Moris: The CRA requires you to manage security throughout the entire container supply chain, from base image to application layers to runtime. The ‘golden image’ approach can work, but only if:
- Your golden images are built from verified, secure components
- You have complete SBOMs for every layer
- You have a process to rebuild and redeploy when base images are patched
- You’re monitoring what’s actually running, not just what you shipped
Think of container security like food safety. Scanning the final meal isn’t enough, you need to verify every ingredient, track where it came from, and know if any of those ingredients get recalled after you’ve served the dish.
Question 6: Reporting Deadlines
Q: That 24-hour reporting deadline for actively exploited vulnerabilities is causing a lot of anxiety. How can a manufacturer possibly know if a vulnerability in a third-party library is being exploited in the wild?
Moris: This is where external intelligence sources become critical, you can’t know this through scanning alone.
You’ll never have perfect visibility. But you can demonstrate due diligence, that you’re monitoring credible sources, acting on intelligence, and documenting your response. That’s what the CRA expects.
Question 7: Reactive vs. Proactive
Q: Given all these challenges, what’s the difference between a reactive ‘scan and patch’ approach and a proactive one? How does starting with a secure, curated catalog of open source components change a company’s entire CRA compliance posture?
Moris: In a reactive approach, teams wait for vulnerabilities to be published, scan code, patch what’s broken, and repeat.
With a proactive approach, teams start with components that are already vetted, secure, and maintained so you’re remediating exceptions rather than constantly firefighting.
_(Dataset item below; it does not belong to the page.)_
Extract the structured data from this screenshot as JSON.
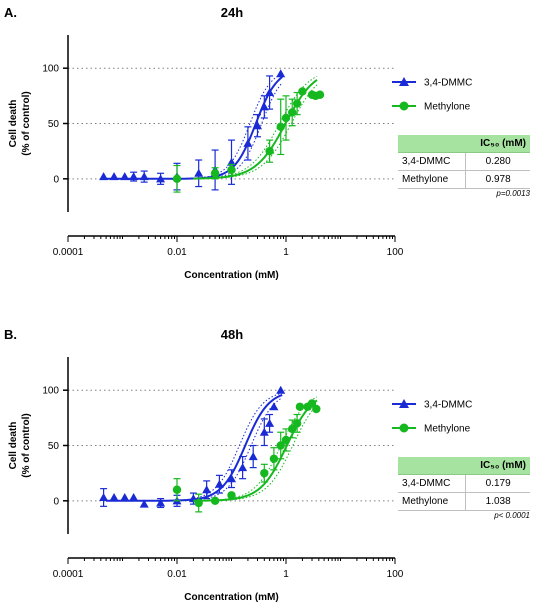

Starting with a curated, secure catalog of components helps you start secure and stay secure. Instead of pulling random packages from npm, PyPI, or Maven Central where you inherit whatever vulnerabilities exist at that moment, you instead source from a catalog where:
- Components are built from source (provenance verified)
- Vulnerabilities are identified before you consume them
- Security patches are tested and validated
- SBOMs are generated automatically
At ActiveState, our catalog has 40M+ open source components that are continuously monitored, rebuilt from source when vulnerabilities are discovered, and maintained with security as a first-class concern.
Question 8: Action Plan
Q: If a CISO or Head of Engineering reading this can only get their team to do *one thing* differently this month to prepare for the CRA, what should it be?
Moris: The most important thing I would recommend they do this month is: Run a CRA readiness gap analysis!
Get your security lead, a senior developer, and someone from legal/compliance in a room and ask the below questions and document the answers honestly:
- Can we generate a complete, accurate SBOM for our flagship product right now?
- Do we know which of our open source components have unpatched critical vulnerabilities?
- Do we have a defined process for prioritizing and remediating those vulnerabilities?
- Could we report an actively exploited vulnerability to ENISA within 24 hours if we discovered it tomorrow?
- Do we have documentation that demonstrates our security-by-design practices?